Once you’ve finished your first length of yarn you might decide to add another length of soaked yarn onto the balloon. I ended up doing 3 lengths of yarn, but create the look that you desire for your decorations.
Step 6: Once you’ve finished wrapping your balloon be sure to place it, nub down, on your toilet paper roll in order to dry.
Take your glue directly from the tube (not the water-downed version) and dab a small amount of glue on the sections of the yarn that cross over another length. This will secure the layers together and make your bulb more secure once it’s fully dried.
Step 7:  The drying process can take up to 2 hours. I left my orbs overnight in order to make sure they dried all the way. Once your orbs are dry, remove them carefully from their drying stand and pull on the nub of the balloon. Using scissors cut a small 1” hole in the top of the balloon and allow the air to escape slowly. Do Not pop the balloon, this might collapse the orb.
Step 8: We used clipart of a bat by printing it off the computer and cutting it to size and then cutting it out of our felt. We freehanded the face for the skulls, but the same printing of a skull picture can work for any design!
Using the same glue (direct from the bottle, not watered down) add it to the back of the felt and press it gently onto your bulb’s surface. Let dry (probably about 30 minutes – 1 hour).
Step 9: Once your bulbs are dry, take a small length of yarn between 8” and 10”, this will be the hook to hang the orb up (you can make the lengths longer, but we don’t suggest shorter. It becomes hard to secure them if they’re shorter)
Tie your yarn to the top of your orbs in two places near the small hole you’ve created during the wrapping process, making sure the knot is secure. Trim off any excess. If you’re nervous about the knot not being secure, you can dab some glue on them to hold it in place.
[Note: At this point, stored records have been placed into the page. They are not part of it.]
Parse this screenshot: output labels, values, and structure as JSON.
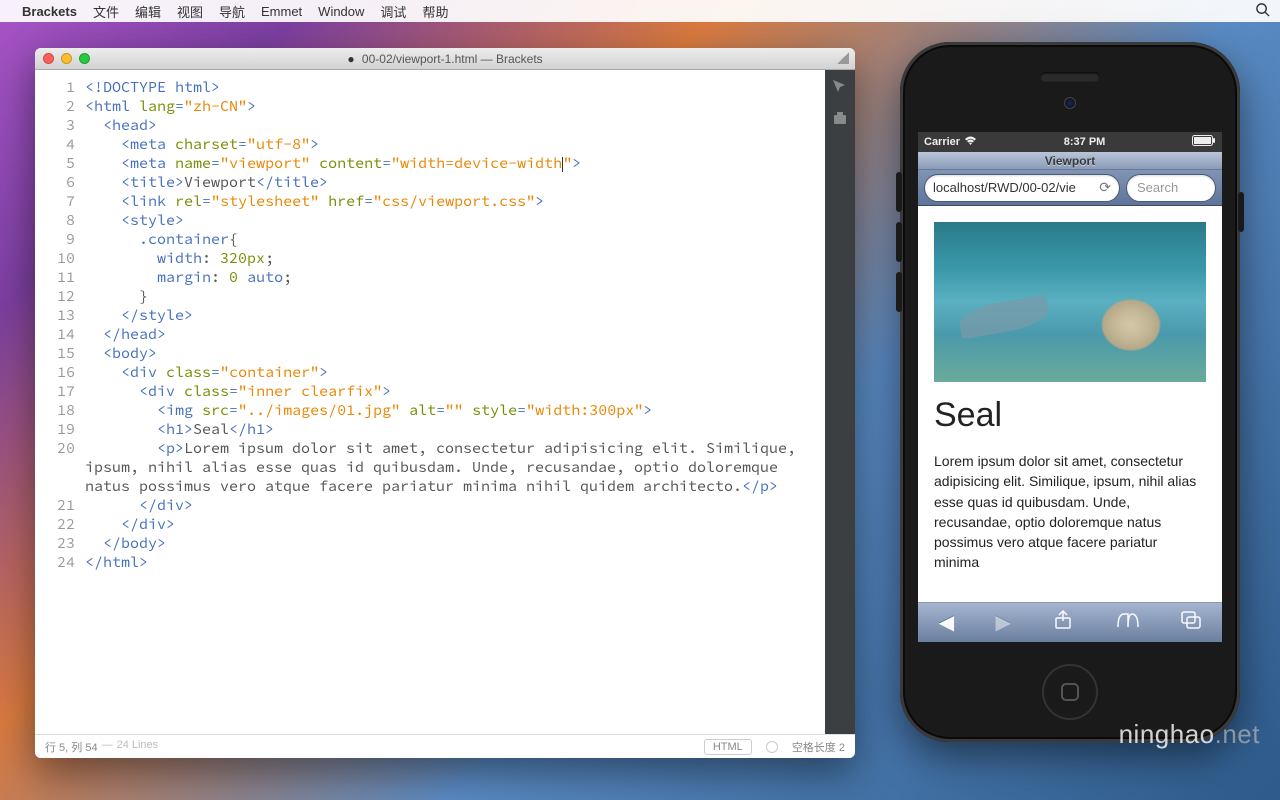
{
  "menubar": {
    "appname": "Brackets",
    "items": [
      "文件",
      "编辑",
      "视图",
      "导航",
      "Emmet",
      "Window",
      "调试",
      "帮助"
    ]
  },
  "window": {
    "title_prefix": "00-02/viewport-1.html",
    "title_suffix": "Brackets"
  },
  "code_lines": [
    [
      {
        "t": "tag",
        "v": "<!DOCTYPE html>"
      }
    ],
    [
      {
        "t": "tag",
        "v": "<html "
      },
      {
        "t": "attr",
        "v": "lang"
      },
      {
        "t": "tag",
        "v": "="
      },
      {
        "t": "str",
        "v": "\"zh-CN\""
      },
      {
        "t": "tag",
        "v": ">"
      }
    ],
    [
      {
        "t": "plain",
        "v": "  "
      },
      {
        "t": "tag",
        "v": "<head>"
      }
    ],
    [
      {
        "t": "plain",
        "v": "    "
      },
      {
        "t": "tag",
        "v": "<meta "
      },
      {
        "t": "attr",
        "v": "charset"
      },
      {
        "t": "tag",
        "v": "="
      },
      {
        "t": "str",
        "v": "\"utf-8\""
      },
      {
        "t": "tag",
        "v": ">"
      }
    ],
    [
      {
        "t": "plain",
        "v": "    "
      },
      {
        "t": "tag",
        "v": "<meta "
      },
      {
        "t": "attr",
        "v": "name"
      },
      {
        "t": "tag",
        "v": "="
      },
      {
        "t": "str",
        "v": "\"viewport\""
      },
      {
        "t": "plain",
        "v": " "
      },
      {
        "t": "attr",
        "v": "content"
      },
      {
        "t": "tag",
        "v": "="
      },
      {
        "t": "str",
        "v": "\"width=device-width"
      },
      {
        "t": "caret",
        "v": ""
      },
      {
        "t": "str",
        "v": "\""
      },
      {
        "t": "tag",
        "v": ">"
      }
    ],
    [
      {
        "t": "plain",
        "v": "    "
      },
      {
        "t": "tag",
        "v": "<title>"
      },
      {
        "t": "plain",
        "v": "Viewport"
      },
      {
        "t": "tag",
        "v": "</title>"
      }
    ],
    [
      {
        "t": "plain",
        "v": "    "
      },
      {
        "t": "tag",
        "v": "<link "
      },
      {
        "t": "attr",
        "v": "rel"
      },
      {
        "t": "tag",
        "v": "="
      },
      {
        "t": "str",
        "v": "\"stylesheet\""
      },
      {
        "t": "plain",
        "v": " "
      },
      {
        "t": "attr",
        "v": "href"
      },
      {
        "t": "tag",
        "v": "="
      },
      {
        "t": "str",
        "v": "\"css/viewport.css\""
      },
      {
        "t": "tag",
        "v": ">"
      }
    ],
    [
      {
        "t": "plain",
        "v": "    "
      },
      {
        "t": "tag",
        "v": "<style>"
      }
    ],
    [
      {
        "t": "plain",
        "v": "      "
      },
      {
        "t": "kw",
        "v": ".container"
      },
      {
        "t": "plain",
        "v": "{"
      }
    ],
    [
      {
        "t": "plain",
        "v": "        "
      },
      {
        "t": "kw",
        "v": "width"
      },
      {
        "t": "plain",
        "v": ": "
      },
      {
        "t": "num-lit",
        "v": "320px"
      },
      {
        "t": "plain",
        "v": ";"
      }
    ],
    [
      {
        "t": "plain",
        "v": "        "
      },
      {
        "t": "kw",
        "v": "margin"
      },
      {
        "t": "plain",
        "v": ": "
      },
      {
        "t": "num-lit",
        "v": "0"
      },
      {
        "t": "plain",
        "v": " "
      },
      {
        "t": "kw",
        "v": "auto"
      },
      {
        "t": "plain",
        "v": ";"
      }
    ],
    [
      {
        "t": "plain",
        "v": "      }"
      }
    ],
    [
      {
        "t": "plain",
        "v": "    "
      },
      {
        "t": "tag",
        "v": "</style>"
      }
    ],
    [
      {
        "t": "plain",
        "v": "  "
      },
      {
        "t": "tag",
        "v": "</head>"
      }
    ],
    [
      {
        "t": "plain",
        "v": "  "
      },
      {
        "t": "tag",
        "v": "<body>"
      }
    ],
    [
      {
        "t": "plain",
        "v": "    "
      },
      {
        "t": "tag",
        "v": "<div "
      },
      {
        "t": "attr",
        "v": "class"
      },
      {
        "t": "tag",
        "v": "="
      },
      {
        "t": "str",
        "v": "\"container\""
      },
      {
        "t": "tag",
        "v": ">"
      }
    ],
    [
      {
        "t": "plain",
        "v": "      "
      },
      {
        "t": "tag",
        "v": "<div "
      },
      {
        "t": "attr",
        "v": "class"
      },
      {
        "t": "tag",
        "v": "="
      },
      {
        "t": "str",
        "v": "\"inner clearfix\""
      },
      {
        "t": "tag",
        "v": ">"
      }
    ],
    [
      {
        "t": "plain",
        "v": "        "
      },
      {
        "t": "tag",
        "v": "<img "
      },
      {
        "t": "attr",
        "v": "src"
      },
      {
        "t": "tag",
        "v": "="
      },
      {
        "t": "str",
        "v": "\"../images/01.jpg\""
      },
      {
        "t": "plain",
        "v": " "
      },
      {
        "t": "attr",
        "v": "alt"
      },
      {
        "t": "tag",
        "v": "="
      },
      {
        "t": "str",
        "v": "\"\""
      },
      {
        "t": "plain",
        "v": " "
      },
      {
        "t": "attr",
        "v": "style"
      },
      {
        "t": "tag",
        "v": "="
      },
      {
        "t": "str",
        "v": "\"width:300px\""
      },
      {
        "t": "tag",
        "v": ">"
      }
    ],
    [
      {
        "t": "plain",
        "v": "        "
      },
      {
        "t": "tag",
        "v": "<h1>"
      },
      {
        "t": "plain",
        "v": "Seal"
      },
      {
        "t": "tag",
        "v": "</h1>"
      }
    ],
    [
      {
        "t": "plain",
        "v": "        "
      },
      {
        "t": "tag",
        "v": "<p>"
      },
      {
        "t": "plain",
        "v": "Lorem ipsum dolor sit amet, consectetur adipisicing elit. Similique, \nipsum, nihil alias esse quas id quibusdam. Unde, recusandae, optio doloremque \nnatus possimus vero atque facere pariatur minima nihil quidem architecto."
      },
      {
        "t": "tag",
        "v": "</p>"
      }
    ],
    [
      {
        "t": "plain",
        "v": "      "
      },
      {
        "t": "tag",
        "v": "</div>"
      }
    ],
    [
      {
        "t": "plain",
        "v": "    "
      },
      {
        "t": "tag",
        "v": "</div>"
      }
    ],
    [
      {
        "t": "plain",
        "v": "  "
      },
      {
        "t": "tag",
        "v": "</body>"
      }
    ],
    [
      {
        "t": "tag",
        "v": "</html>"
      }
    ]
  ],
  "statusbar": {
    "cursor": "行 5, 列 54",
    "lines": "24 Lines",
    "lang": "HTML",
    "indent": "空格长度  2"
  },
  "ios": {
    "carrier": "Carrier",
    "time": "8:37 PM",
    "title": "Viewport",
    "url": "localhost/RWD/00-02/vie",
    "search_placeholder": "Search",
    "heading": "Seal",
    "body": "Lorem ipsum dolor sit amet, consectetur adipisicing elit. Similique, ipsum, nihil alias esse quas id quibusdam. Unde, recusandae, optio doloremque natus possimus vero atque facere pariatur minima"
  },
  "watermark": {
    "main": "ninghao",
    "suffix": ".net"
  }
}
Then loop the length around your finger and tie a single knot as close to the base of the yarn hook are possible, creating a loop.
And just like that, you’re finished! This is a super fun and easy way to decorate your house for Halloween and a great craft to do with a young one. You can hang the orbs up on twine, or place the bulb over fairy lights to create a beautiful glowing effect. Imagine how cute it would be with a pumpkin orb glowing from the lights! Just be sure to keep the orbs out of direct rain so the glue does not unbind.
Share with us what you created, or how you decorate your home for Halloween. Have a SPOOKY day!